As participants debated whether law enforcement might use the Act to suppress political dissent, Strossen noted that Section 802 of the Act defined terrorism so broadly that it could cover civil disobedience. Mitchell responded, “We’re not interested today in everybody who goes and protests against a war.” But Strossen noted that Attorney General John Ashcroft had also weakened guidelines that prevented FBI spying on people not suspected of any crime.

An audience member later talked about how the “red squad” in Milwaukee had targeted Communists and their families, conspiring to get people fired from their jobs and conducting other dirty tricks. Mitchell answered that such operations could not go on today because of guidelines approved by Attorney General Edward Levi in 1976. An exasperated Strossen pointed out that “those are the guidelines that Ashcroft just repealed!”

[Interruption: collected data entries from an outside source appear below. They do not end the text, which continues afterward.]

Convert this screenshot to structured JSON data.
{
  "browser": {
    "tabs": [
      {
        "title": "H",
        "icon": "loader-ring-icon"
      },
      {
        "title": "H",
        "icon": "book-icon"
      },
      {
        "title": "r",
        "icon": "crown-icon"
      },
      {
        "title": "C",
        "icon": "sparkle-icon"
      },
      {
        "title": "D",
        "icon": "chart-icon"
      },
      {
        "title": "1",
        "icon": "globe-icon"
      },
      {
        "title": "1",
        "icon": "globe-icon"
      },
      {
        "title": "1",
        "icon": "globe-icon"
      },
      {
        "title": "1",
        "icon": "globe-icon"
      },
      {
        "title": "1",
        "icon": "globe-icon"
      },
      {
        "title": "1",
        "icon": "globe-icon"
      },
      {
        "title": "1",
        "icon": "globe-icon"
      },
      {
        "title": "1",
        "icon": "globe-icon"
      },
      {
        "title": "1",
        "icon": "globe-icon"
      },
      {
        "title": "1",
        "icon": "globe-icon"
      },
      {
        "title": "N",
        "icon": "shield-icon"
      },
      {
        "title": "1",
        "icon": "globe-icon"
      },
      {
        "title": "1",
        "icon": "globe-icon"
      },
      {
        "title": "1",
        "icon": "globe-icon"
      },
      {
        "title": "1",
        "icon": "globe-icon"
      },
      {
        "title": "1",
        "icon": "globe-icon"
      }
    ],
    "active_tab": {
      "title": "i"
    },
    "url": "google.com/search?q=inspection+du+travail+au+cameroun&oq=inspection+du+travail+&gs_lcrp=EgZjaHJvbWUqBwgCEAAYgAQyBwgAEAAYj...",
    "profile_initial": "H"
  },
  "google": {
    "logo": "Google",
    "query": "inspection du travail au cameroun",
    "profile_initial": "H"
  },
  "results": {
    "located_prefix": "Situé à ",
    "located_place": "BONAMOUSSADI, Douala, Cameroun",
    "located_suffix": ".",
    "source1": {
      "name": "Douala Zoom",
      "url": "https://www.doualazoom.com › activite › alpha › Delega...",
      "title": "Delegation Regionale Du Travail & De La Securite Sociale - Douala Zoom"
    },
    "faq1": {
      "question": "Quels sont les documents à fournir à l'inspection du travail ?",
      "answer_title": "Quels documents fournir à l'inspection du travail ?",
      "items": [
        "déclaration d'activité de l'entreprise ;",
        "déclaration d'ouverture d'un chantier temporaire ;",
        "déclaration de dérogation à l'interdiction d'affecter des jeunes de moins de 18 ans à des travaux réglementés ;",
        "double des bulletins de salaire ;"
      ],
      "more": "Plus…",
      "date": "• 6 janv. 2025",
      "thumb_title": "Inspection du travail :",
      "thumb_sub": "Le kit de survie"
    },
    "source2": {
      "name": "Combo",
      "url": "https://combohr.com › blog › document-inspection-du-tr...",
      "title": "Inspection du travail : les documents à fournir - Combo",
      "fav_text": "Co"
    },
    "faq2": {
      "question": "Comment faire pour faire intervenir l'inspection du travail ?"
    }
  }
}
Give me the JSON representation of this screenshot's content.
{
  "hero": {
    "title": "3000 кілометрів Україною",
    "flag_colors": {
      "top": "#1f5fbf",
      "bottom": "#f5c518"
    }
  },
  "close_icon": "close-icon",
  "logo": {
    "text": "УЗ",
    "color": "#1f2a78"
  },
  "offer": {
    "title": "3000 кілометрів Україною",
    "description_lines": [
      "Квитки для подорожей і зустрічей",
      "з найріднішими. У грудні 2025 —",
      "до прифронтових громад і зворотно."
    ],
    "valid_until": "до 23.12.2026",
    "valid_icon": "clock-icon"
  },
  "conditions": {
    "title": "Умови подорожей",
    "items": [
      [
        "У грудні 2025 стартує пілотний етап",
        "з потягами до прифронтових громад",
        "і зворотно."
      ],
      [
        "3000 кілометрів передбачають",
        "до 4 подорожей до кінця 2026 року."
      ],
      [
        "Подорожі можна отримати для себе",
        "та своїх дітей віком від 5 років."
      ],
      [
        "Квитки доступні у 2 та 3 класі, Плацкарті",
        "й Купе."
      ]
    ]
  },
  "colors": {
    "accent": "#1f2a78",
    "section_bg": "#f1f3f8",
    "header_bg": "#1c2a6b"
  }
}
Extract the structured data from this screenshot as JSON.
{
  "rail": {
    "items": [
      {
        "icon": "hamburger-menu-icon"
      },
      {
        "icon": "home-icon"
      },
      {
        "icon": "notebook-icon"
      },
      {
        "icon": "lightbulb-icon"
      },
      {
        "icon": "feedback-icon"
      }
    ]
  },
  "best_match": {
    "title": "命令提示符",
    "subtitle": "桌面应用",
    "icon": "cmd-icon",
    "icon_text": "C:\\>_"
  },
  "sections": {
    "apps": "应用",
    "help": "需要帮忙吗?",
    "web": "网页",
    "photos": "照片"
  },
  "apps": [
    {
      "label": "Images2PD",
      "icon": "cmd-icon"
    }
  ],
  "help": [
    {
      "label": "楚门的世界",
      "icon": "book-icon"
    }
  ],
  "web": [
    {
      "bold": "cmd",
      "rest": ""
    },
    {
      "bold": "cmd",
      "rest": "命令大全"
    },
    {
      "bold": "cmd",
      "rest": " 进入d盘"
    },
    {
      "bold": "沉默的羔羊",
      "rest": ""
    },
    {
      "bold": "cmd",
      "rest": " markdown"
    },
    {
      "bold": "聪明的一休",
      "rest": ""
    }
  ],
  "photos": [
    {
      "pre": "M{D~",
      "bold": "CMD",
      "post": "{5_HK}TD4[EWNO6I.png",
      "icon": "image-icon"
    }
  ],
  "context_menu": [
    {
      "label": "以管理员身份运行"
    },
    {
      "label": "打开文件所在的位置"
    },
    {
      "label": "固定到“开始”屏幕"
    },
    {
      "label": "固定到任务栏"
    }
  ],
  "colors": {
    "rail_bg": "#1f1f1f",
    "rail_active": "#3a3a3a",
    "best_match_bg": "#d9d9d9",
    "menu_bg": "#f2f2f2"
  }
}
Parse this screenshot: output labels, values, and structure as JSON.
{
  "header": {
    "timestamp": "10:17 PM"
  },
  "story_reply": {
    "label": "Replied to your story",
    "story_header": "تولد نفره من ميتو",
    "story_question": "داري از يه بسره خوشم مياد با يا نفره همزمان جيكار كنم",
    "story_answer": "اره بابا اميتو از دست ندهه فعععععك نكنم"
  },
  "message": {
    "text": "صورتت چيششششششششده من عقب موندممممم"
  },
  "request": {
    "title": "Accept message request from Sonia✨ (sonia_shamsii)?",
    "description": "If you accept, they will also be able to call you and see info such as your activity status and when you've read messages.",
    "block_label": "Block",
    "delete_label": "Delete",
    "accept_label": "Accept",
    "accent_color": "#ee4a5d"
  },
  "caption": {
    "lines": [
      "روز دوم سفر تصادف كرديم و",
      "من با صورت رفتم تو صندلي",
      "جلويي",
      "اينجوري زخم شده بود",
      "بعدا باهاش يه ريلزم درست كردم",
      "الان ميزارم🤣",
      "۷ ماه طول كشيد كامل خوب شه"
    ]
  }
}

Throughout the week’s various presentations, the event site exhibited relevant artworks by local artists. One, “The Carceral City,” provided a map of surveillance cameras directed at public spaces downtown and included dozens of images of city folk caught by these cameras. A disturbing presentation by the Milwaukee Mask and Puppet Theatre showed the cityscape overseen by grotesque rulers where all the foreign-looking people collapsed to the ground with the pull of a lever.